El doctor don Emiliano, no se olvidó de aquella tragedia que azotó a los más jóvenes. Más tarde, y después de perder mis manos, y trabajando en las oficinas del grupo minero, hubo un tiempo que los viernes, yo iba al botiquín de accidentes de la empresa Duro Felguera, con los médicos que curaban a los accidentados, además de ser, los médicos del seguro de enfermedad que estaba junto el de accidentes. Por eso los viernes se reunían todos. La misión mía era el tomar nota de los accidentados de cada sección, para las Oficinas centrales del Grupo. Como es normal, después de terminar con el trabajo, los médicos se reunían en una mesa grande, donde yo trabajaba. Siempre salía algún comentario, cosas del trabajo, pero también de hechos como lo del "mal de moda", que don. Emiliano, sabía que me había atacado a mí. Les dijo: Arsenio es hombre de suerte, porque estuvo al borde de la muerte. Su hermana se murió y él lo aguantó y aunque haya perdido las manos, fue bravo y lo superó, vive como uno más.
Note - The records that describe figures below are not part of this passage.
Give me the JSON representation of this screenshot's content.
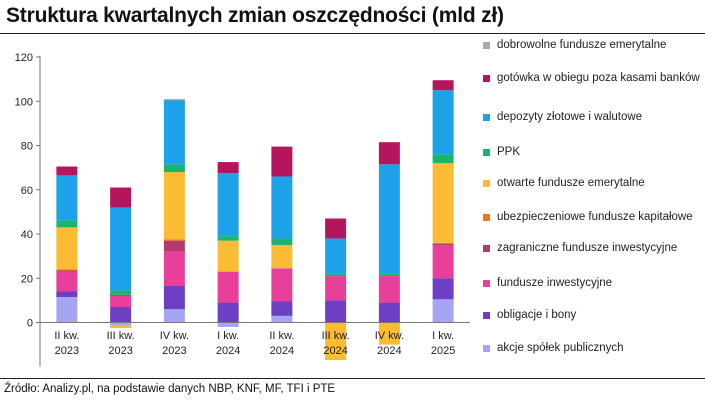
{
  "header": {
    "title": "Struktura kwartalnych zmian oszczędności (mld zł)"
  },
  "footer": {
    "source": "Źródło: Analizy.pl, na podstawie danych NBP, KNF, MF, TFI i PTE"
  },
  "colors": {
    "akcje": "#a7a4f2",
    "obligacje": "#6c3fc4",
    "fundusze_inwestycyjne": "#e8409a",
    "zagraniczne": "#b23a6e",
    "ubezpieczeniowe": "#f0761e",
    "ofe": "#fbbb33",
    "ppk": "#1ab46f",
    "depozyty": "#1da1e8",
    "gotowka": "#b4155c",
    "dobrowolne": "#a8a6b4"
  },
  "legend": [
    {
      "key": "dobrowolne",
      "label": "dobrowolne fundusze emerytalne",
      "color": "#a8a6b4"
    },
    {
      "key": "gotowka",
      "label": "gotówka w obiegu poza kasami banków",
      "color": "#b4155c"
    },
    {
      "key": "depozyty",
      "label": "depozyty złotowe i walutowe",
      "color": "#1da1e8"
    },
    {
      "key": "ppk",
      "label": "PPK",
      "color": "#1ab46f"
    },
    {
      "key": "ofe",
      "label": "otwarte fundusze emerytalne",
      "color": "#fbbb33"
    },
    {
      "key": "ubezpieczeniowe",
      "label": "ubezpieczeniowe fundusze kapitałowe",
      "color": "#f0761e"
    },
    {
      "key": "zagraniczne",
      "label": "zagraniczne fundusze inwestycyjne",
      "color": "#b23a6e"
    },
    {
      "key": "fundusze_inwestycyjne",
      "label": "fundusze inwestycyjne",
      "color": "#e8409a"
    },
    {
      "key": "obligacje",
      "label": "obligacje i bony",
      "color": "#6c3fc4"
    },
    {
      "key": "akcje",
      "label": "akcje spółek publicznych",
      "color": "#a7a4f2"
    }
  ],
  "chart_data": {
    "type": "bar",
    "stacked": true,
    "title": "Struktura kwartalnych zmian oszczędności (mld zł)",
    "xlabel": "",
    "ylabel": "",
    "ylim": [
      -20,
      120
    ],
    "yticks": [
      0,
      20,
      40,
      60,
      80,
      100,
      120
    ],
    "grid": false,
    "legend_position": "right",
    "categories": [
      [
        "II kw.",
        "2023"
      ],
      [
        "III kw.",
        "2023"
      ],
      [
        "IV kw.",
        "2023"
      ],
      [
        "I kw.",
        "2024"
      ],
      [
        "II kw.",
        "2024"
      ],
      [
        "III kw.",
        "2024"
      ],
      [
        "IV kw.",
        "2024"
      ],
      [
        "I kw.",
        "2025"
      ]
    ],
    "series": [
      {
        "key": "akcje",
        "name": "akcje spółek publicznych",
        "values": [
          11.5,
          -1.5,
          6,
          -2,
          3,
          0,
          0,
          10.5
        ]
      },
      {
        "key": "obligacje",
        "name": "obligacje i bony",
        "values": [
          2.5,
          7,
          10.5,
          9,
          6.5,
          10,
          9,
          9.5
        ]
      },
      {
        "key": "fundusze_inwestycyjne",
        "name": "fundusze inwestycyjne",
        "values": [
          9,
          5,
          15.5,
          14,
          15,
          11,
          12,
          15
        ]
      },
      {
        "key": "zagraniczne",
        "name": "zagraniczne fundusze inwestycyjne",
        "values": [
          0.5,
          0.5,
          5,
          0,
          0,
          0,
          0,
          0.5
        ]
      },
      {
        "key": "ubezpieczeniowe",
        "name": "ubezpieczeniowe fundusze kapitałowe",
        "values": [
          0.5,
          0,
          0.5,
          0,
          0,
          0,
          0,
          0.5
        ]
      },
      {
        "key": "ofe",
        "name": "otwarte fundusze emerytalne",
        "values": [
          19,
          -1,
          30.5,
          14,
          10.5,
          -17,
          -10,
          36
        ]
      },
      {
        "key": "ppk",
        "name": "PPK",
        "values": [
          3,
          2,
          3.5,
          2,
          3,
          1,
          1,
          4
        ]
      },
      {
        "key": "depozyty",
        "name": "depozyty złotowe i walutowe",
        "values": [
          20.5,
          37.5,
          29,
          28.5,
          28,
          16,
          49.5,
          29
        ]
      },
      {
        "key": "gotowka",
        "name": "gotówka w obiegu poza kasami banków",
        "values": [
          4,
          9,
          0,
          5,
          13.5,
          9,
          10,
          4.5
        ]
      },
      {
        "key": "dobrowolne",
        "name": "dobrowolne fundusze emerytalne",
        "values": [
          0,
          0,
          0.5,
          0,
          0,
          0,
          0,
          0
        ]
      }
    ]
  }
}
Allí estaban tres médicos, D. Emiliano, D. Alfonso Arguelles, y D. Tobías y los practicantes, D. Elviro García Noriega, D. Manuel García Carcedo, Don Jeremías. Todos ellos eran grandes profesionales, además de buenas personas. Desde esta página, quiero recordarles con mucho afecto y hacerles un pequeño homenaje por lo cumplidores que fueron, lo bien que me trataron y lo mucho que me apreciaron en aquellos duros y amargos días de mi vida en los que perdí las manos, además por lo mucho que aprendí de ellos ya que en esa época se juntaba mi falta de experiencia con la escasa cultura que teníamos la gente trabajadora. Había pasado muy poco tiempo de mi accidente y no había despegado de aquella mala situación. Sin ninguna duda, el trabajar entre aquella buena gente, fue muy importante para mí, pues aquello fue como una escuela donde muy pronto me di cuenta de que tenía que ponerme las pilas, estudiar y trabajar.